Salt Lake VA Hospital Gets Moderna COVID-19 Vaccine
Dec 22, 2020, 7:02 PM | Updated: Feb 11, 2021, 12:23 pm
SALT LAKE CITY, Utah – The Moderna COVID-19 vaccine arrived at the Salt Lake VA hospital Tuesday morning and just a few hours later, medical workers started getting shots.
You don’t get into the medical field unless you truly care about people. There’s no doubt Pamela Makris cares, especially when it comes to helping veterans at the George E. Wahlen Department of Veterans Affairs Medical Center in Salt Lake City.
This is Pamela Poulos-Makris on the right wearing black. She will be the first medical worker at @vasaltlakecity to get the Moderna #COVID19 vaccine.

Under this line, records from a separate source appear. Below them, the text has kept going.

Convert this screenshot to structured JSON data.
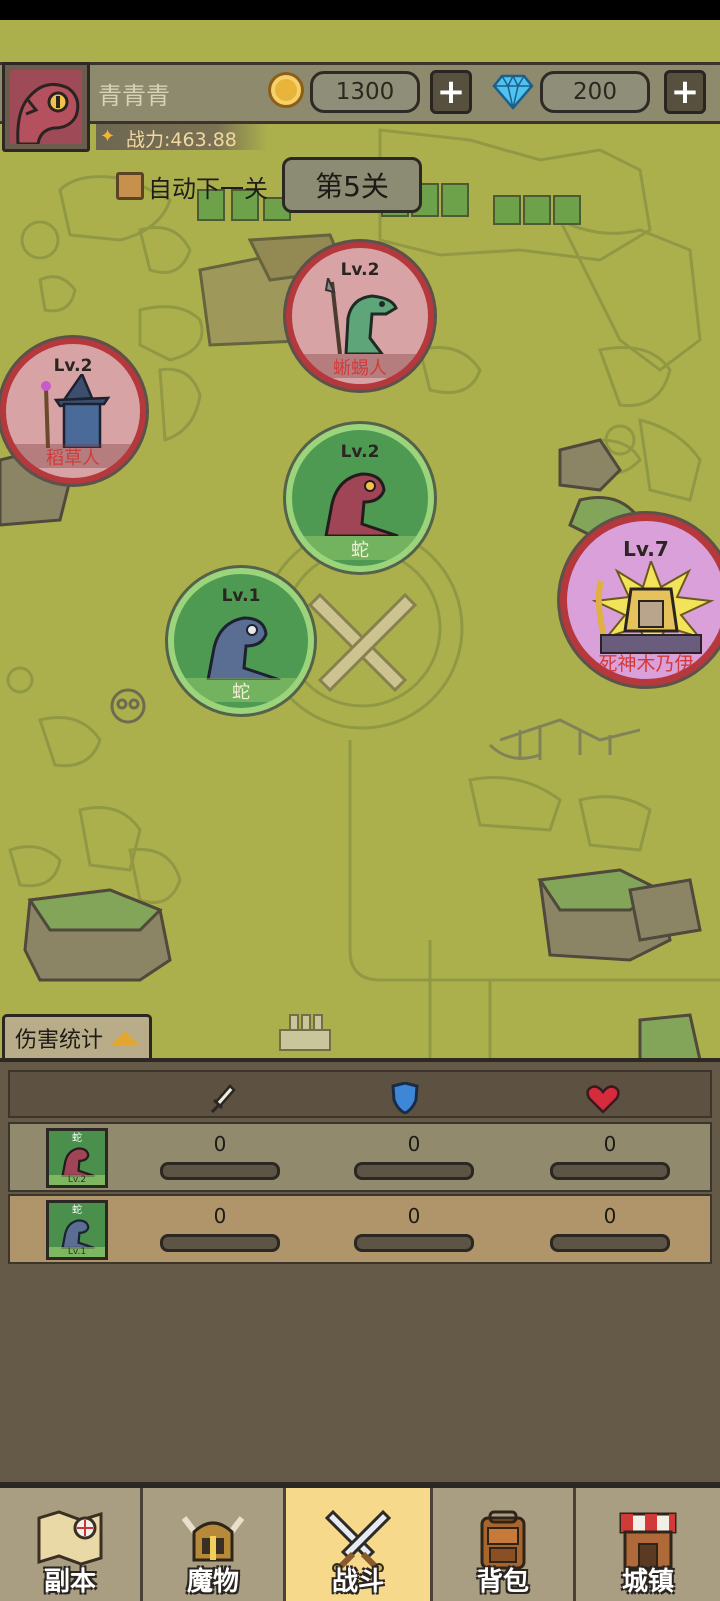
{
  "player": {
    "name": "青青青",
    "power": "战力:463.88"
  },
  "currency": {
    "gold": "1300",
    "gems": "200",
    "plus_symbol": "+"
  },
  "battle": {
    "auto_next_label": "自动下一关",
    "auto_next_checked": false,
    "stage_label": "第5关"
  },
  "enemies": [
    {
      "level": "Lv.2",
      "name": "蜥蜴人",
      "icon": "lizardman-spear-icon"
    },
    {
      "level": "Lv.2",
      "name": "稻草人",
      "icon": "scarecrow-wizard-icon"
    },
    {
      "level": "Lv.7",
      "name": "死神木乃伊",
      "icon": "death-mummy-icon"
    }
  ],
  "allies": [
    {
      "level": "Lv.2",
      "name": "蛇",
      "icon": "red-snake-icon"
    },
    {
      "level": "Lv.1",
      "name": "蛇",
      "icon": "blue-snake-icon"
    }
  ],
  "damage_stats": {
    "tab_label": "伤害统计",
    "columns": [
      "attack-sword-icon",
      "defense-shield-icon",
      "health-heart-icon"
    ],
    "rows": [
      {
        "unit_name": "蛇",
        "unit_level": "Lv.2",
        "attack": "0",
        "defense": "0",
        "health": "0",
        "attack_fill": 0,
        "defense_fill": 0,
        "health_fill": 0
      },
      {
        "unit_name": "蛇",
        "unit_level": "Lv.1",
        "attack": "0",
        "defense": "0",
        "health": "0",
        "attack_fill": 0,
        "defense_fill": 0,
        "health_fill": 0
      }
    ]
  },
  "nav": {
    "items": [
      {
        "label": "副本",
        "icon": "dungeon-map-icon",
        "active": false
      },
      {
        "label": "魔物",
        "icon": "monster-helmet-icon",
        "active": false
      },
      {
        "label": "战斗",
        "icon": "crossed-swords-icon",
        "active": true
      },
      {
        "label": "背包",
        "icon": "backpack-icon",
        "active": false
      },
      {
        "label": "城镇",
        "icon": "town-shop-icon",
        "active": false
      }
    ]
  },
  "colors": {
    "map_bg": "#abb04d",
    "enemy_ring": "#b5383c",
    "ally_ring": "#9bd47b",
    "active_tab": "#f6d98a",
    "enemy_name": "#d23a3a"
  }
}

We’re doing a story here at the VA for @KSL5TV at 5 and 6. Lots of people at the hospital are excited the vaccine is here. #ksltv pic.twitter.com/NNirECpvMW
— Alex Cabrero (@KSL_AlexCabrero) December 22, 2020
“It’s very hard to watch them suffer,” she said. “We’ve watched a lot of suffering and a lot of death nine, 12, 11 months.”
Tuesday afternoon, though, it was her turn to sit down. Even though she’s had plenty of shots before, the one she received in her right arm was different.
It came with cheers.
Makris, who works as an emergency room nurse at the VA, was the first health care worker there to get the COVID-19 vaccine.
“It’s a step in a new direction to restore our life as we knew it,” she said.
The VA hospital took delivery of 2,200 doses of the Moderna vaccine Tuesday morning.
Although it’s not mandatory for medical workers to get the vaccine, plenty of them lined up for it.
“It’s so nice to know that there’s hope at the end of this,” said Janiel Green, a physician assistant at the hospital.
The vaccine isn’t just to protect veterans from the virus. It’s also so those veterans, who have done so much for our country, can enjoy the simple pleasure of seeing family and friends again.
“There are times when they will say, ‘You’re the only one I have talked to in a couple of weeks,’” said Green.
Depression among veterans is an issue, and the social distancing aspect of COVID-19 leads to isolation.
“We have seen a high degree of mental health conditions where people are reaching out and really having trouble coping with their normal life and dealing with the things they have to go through in this pandemic,” said John Nord, deputy chief of staff at the VA hospital.
However, at the clinic Tuesday afternoon, you could feel the hope.
The vaccine in those little syringes really is a big deal.
“Yeah, and you know, it may not be normal for a while, but this is the first step,” said Green. “That’s what’s important.”